72. The Appellant/Corporate Debtor's attempt to refute this by highlighting certain payments made subsequent to the NPA classification is flawed on multiple fronts. Firstly, despite any payments made, the crucial fact remains that the loan accounts were never regularized; they continued to remain in the NPA category. Thus, the mere existence of partial payments does not absolve the Corporate Debtor from the default status. In the light of these incontrovertible facts, the argument put forth by the Appellant/Corporate Debtor holds no merit. The absence of concerted efforts to rectify the default and the sustained classification as NPAs unequivocally establish the perpetuation of the default. Consequently, the bank is well within its rights to assert its claims based on the continued default status of the loan accounts.

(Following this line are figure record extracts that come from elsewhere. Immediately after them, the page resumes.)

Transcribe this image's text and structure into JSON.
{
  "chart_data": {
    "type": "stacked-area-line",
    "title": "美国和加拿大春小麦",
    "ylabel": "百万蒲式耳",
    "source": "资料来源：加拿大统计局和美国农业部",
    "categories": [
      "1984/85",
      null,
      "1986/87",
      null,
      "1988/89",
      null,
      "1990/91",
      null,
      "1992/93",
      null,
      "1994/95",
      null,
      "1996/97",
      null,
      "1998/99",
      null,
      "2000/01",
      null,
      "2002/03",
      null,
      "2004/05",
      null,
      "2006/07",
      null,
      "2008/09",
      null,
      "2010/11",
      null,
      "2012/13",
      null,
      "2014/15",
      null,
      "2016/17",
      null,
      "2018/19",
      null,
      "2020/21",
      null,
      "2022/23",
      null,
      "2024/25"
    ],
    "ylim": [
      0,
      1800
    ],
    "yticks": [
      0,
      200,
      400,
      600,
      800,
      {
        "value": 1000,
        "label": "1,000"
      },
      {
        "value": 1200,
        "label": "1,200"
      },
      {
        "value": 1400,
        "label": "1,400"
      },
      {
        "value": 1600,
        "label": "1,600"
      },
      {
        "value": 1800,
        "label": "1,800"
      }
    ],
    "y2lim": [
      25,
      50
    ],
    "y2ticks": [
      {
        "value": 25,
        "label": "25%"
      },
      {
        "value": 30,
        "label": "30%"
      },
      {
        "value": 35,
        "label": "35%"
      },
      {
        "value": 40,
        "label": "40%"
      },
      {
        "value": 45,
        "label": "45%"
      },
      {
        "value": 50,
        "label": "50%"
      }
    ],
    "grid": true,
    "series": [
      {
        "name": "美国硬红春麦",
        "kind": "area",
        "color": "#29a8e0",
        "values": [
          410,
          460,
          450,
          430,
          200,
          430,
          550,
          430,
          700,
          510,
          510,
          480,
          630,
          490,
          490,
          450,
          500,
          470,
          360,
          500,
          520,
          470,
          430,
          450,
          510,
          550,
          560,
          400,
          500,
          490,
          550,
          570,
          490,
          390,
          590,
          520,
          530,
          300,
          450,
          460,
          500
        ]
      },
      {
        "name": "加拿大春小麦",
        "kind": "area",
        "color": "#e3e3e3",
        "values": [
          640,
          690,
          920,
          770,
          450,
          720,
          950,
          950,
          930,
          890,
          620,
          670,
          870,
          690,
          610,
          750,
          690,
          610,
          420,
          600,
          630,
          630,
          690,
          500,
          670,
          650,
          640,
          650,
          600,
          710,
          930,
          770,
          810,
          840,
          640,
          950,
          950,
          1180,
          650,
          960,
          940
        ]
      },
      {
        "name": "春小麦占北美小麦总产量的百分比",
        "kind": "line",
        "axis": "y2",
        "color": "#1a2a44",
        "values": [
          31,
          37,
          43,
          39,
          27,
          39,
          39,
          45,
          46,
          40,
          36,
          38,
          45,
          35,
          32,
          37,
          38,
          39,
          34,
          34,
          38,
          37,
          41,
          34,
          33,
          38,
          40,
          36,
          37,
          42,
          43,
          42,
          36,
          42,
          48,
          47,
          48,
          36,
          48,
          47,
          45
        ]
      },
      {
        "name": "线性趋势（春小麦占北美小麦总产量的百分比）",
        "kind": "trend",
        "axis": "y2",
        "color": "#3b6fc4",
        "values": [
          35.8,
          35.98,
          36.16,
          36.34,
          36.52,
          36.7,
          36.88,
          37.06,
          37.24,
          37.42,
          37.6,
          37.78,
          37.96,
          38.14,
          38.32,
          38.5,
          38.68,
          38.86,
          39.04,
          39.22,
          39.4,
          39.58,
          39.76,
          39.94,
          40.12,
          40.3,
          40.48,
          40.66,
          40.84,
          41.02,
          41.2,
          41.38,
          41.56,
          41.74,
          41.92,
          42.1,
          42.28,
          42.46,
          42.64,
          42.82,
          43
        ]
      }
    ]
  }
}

73. Furthermore, the Bank has diligently presented evidence of default through NESL Certificates, submitting them before the National Company Law Tribunal (NCLT) along with comprehensive Written Arguments dated 09.03.2023. NESL Certificates stand as concrete manifestations of default, providing a clear and indisputable record of the debtor's failure to meet its financial obligations. Section 7(3)(a) states that “the Financial Creditor shall, along with the application furnish – (a) record of the default recorded with the information utility or such other record or evidence of default as may be specified; …..” and in this case record of default with the information utility was filed and is on record. In such a case there is no relevance of other documents as claimed by the Appellant and Admission cannot be disallowed on this ground.

Conclusions:

74. The loan accounts of the Corporate Debtor were officially classified as Non-Performing Assets (NPA) on September 27, 2019, following 90 days of non-payment, thereby triggering a default event. Despite subsequent partial payments made by the borrower, the NPA status and default persisted, indicating a continuous state of default. Consistent with established judicial precedents and the specific circumstances of the case, the date of NPA classification serves as the valid "Date of Default" for initiating insolvency proceedings. Even after the NPA classification, the borrower remained in default. Consequently, September 27, 2019, the date of NPA classification, stands as the "date of default" under the Insolvency and Bankruptcy Code (IBC), superseding any subsequent events, such as the loan recall notice issued on August 18, 2020. The Adjudicating Authority's decision to admit the Bank's application for initiating Corporate Insolvency Resolution Process (CIRP) against the Company was apt and in accordance with the provisions of the IBC. There are no discernible flaws in the orders issued by the Adjudicating Authority; hence, they are upheld without any alteration. Appeal is dismissed. No costs are imposed in this matter.